Reflections on the Australian Coastal Restoration Network Symposium: Strengthening Partnerships

Last week, a delegation from Revive Our Gulf headed to Townsville to participate in the Australian Coastal Restoration Network Symposium. This two-day conference brought together specialists in coastal restoration, from across Australia, fostering collaboration and knowledge exchange.

A New Zealand delegation and the infusion of Māori tikanga into the conference gave the conference a distinctive lift! Nicola MacDonald (Ngāti Manuhiri Settlement Trust) and Kīngi Makoare (Ngati Whātua Ōrākei) put forward captivating kaikaranga and kaikōrero respectively, in response to the Welcome to Country given by Aunties from the Bindal Tribe, on whose country the conference was taking place.

It was an exceptional opportunity to strengthen bonds among the Revive Our Gulf partners, including Ngāti Manuhiri Settlement Trust, Ngāti Whātua Ōrākei, and Ngāi Tai ki Tāmaki, who generously shared their indigenous perspectives throughout the event, and Dr. Jen Hillman from the University of Auckland, who also presented to her peers about kūtai restoration research and innovations across New Zealand.

Throughout the symposium, several key themes emerged, enhancing our collective understanding of coastal restoration.

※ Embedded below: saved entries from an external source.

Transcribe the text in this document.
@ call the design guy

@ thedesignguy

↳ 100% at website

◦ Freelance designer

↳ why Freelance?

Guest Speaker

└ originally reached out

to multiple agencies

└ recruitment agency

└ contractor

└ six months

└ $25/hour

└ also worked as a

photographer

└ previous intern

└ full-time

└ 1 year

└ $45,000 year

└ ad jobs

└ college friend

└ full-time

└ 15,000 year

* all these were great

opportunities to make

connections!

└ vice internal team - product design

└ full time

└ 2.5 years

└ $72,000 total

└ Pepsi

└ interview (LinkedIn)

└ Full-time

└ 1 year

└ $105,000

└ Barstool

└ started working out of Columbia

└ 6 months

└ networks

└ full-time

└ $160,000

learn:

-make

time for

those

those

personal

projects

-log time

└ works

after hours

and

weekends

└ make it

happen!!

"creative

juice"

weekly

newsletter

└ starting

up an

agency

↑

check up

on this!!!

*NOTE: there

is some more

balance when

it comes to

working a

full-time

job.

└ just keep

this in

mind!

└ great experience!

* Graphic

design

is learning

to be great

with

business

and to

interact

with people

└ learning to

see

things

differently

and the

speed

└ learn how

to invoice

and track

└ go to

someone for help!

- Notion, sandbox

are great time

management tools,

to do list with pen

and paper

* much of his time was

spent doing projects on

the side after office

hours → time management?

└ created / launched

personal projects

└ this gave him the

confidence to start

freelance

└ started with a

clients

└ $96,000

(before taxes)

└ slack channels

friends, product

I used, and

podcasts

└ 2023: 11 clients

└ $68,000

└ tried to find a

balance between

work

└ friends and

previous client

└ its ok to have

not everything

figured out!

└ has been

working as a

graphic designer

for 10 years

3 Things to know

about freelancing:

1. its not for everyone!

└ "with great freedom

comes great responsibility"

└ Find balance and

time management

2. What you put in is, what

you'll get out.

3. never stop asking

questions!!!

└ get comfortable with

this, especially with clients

One resounding truth was that nearly all restoration projects are carried out in environments that have suffered extensive loss, with scale losses exceeding 90%. This sobering realisation underscores the urgent need for collaborative efforts between indigenous peoples, universities, governments, NGOs, and local communities to support and restore these environments.

While we can draw lessons from one another, it became evident that restoration is inherently site-specific, demanding tailored approaches and adaptive strategies. We observed that our Australian counterparts have substantial budgets, that far exceed those in New Zealand, but despite that, securing long-term funding was the top issue for most, closely followed by the need to streamline permitting and regulatory processes so that more of the scarce funds are spent on restoration progress.

Manual labour and small-scale interventions still dominate the field of coastal restoration, apart from oyster restoration which is occurring at reasonable scale and involves significant community and land-based infrastructure. Projects focused on the revitalisation of seagrass and kelp also require land-based infrastructure, including nurseries, and rely heavily on community efforts for seed collection. And, at the extreme innovation end, there are trials underway to cool and shade the Great Barrier Reef. The symposium showcased a shared willingness among practitioners to collaborate and share insights, recognising that collective knowledge and collaborative efforts are crucial to achieving impactful restoration outcomes at scale.

An essential takeaway from the symposium was the importance of raising awareness about the value of coastal ecosystems. Many attendees expressed the challenge of limited public knowledge regarding the significance of their restoration habitat, particularly those working on a specific strain of seagrass! Effective communication and education initiatives must be prioritised to garner support and promote the long-term sustainability of restoration efforts.

Matua Laurie Beamish (Ngāi Tai ki Tāmaki), while providing a closing reflection, urged conference attendees to redouble their efforts in embracing partnerships with indigenous peoples. He emphasised the importance of making scientific information accessible to a wider non-science audience. Reflecting on the absence of Australian indigenous people’s involvement in presenting their restoration activities, he viewed it as a real opportunity for future ARCN conferences to embrace and incorporate indigenous knowledge.

Finally, the conference provided a timely reminder of the privileges we enjoy in New Zealand. We should not take for granted our access to decision-makers, including politicians, who are instrumental in driving environmental change. Moreover, we must cherish the strength and wisdom of Tangata Whenua, whose involvement in marine restoration stems from their ancestral ties and the recognition of their role as kaitiaki and helps ensure that restoration efforts are holistic. Let us also appreciate the unique advantage of living in waters free from the perils of crocodiles!

The Australian Coastal Restoration Network Symposium reinforced the importance of collaboration, cultural exchange, and innovative restoration practices. The Revive Our Gulf team returns from this symposium with renewed motivation and new contacts for our collective efforts to restore the Hauraki Gulf Marine Park / Tīkapa Moana / Te Moananui ā Toi.

The trip to Townsville was made possible through the generous support of The Nature Conservancy, a partner of the Revive Our Gulf project.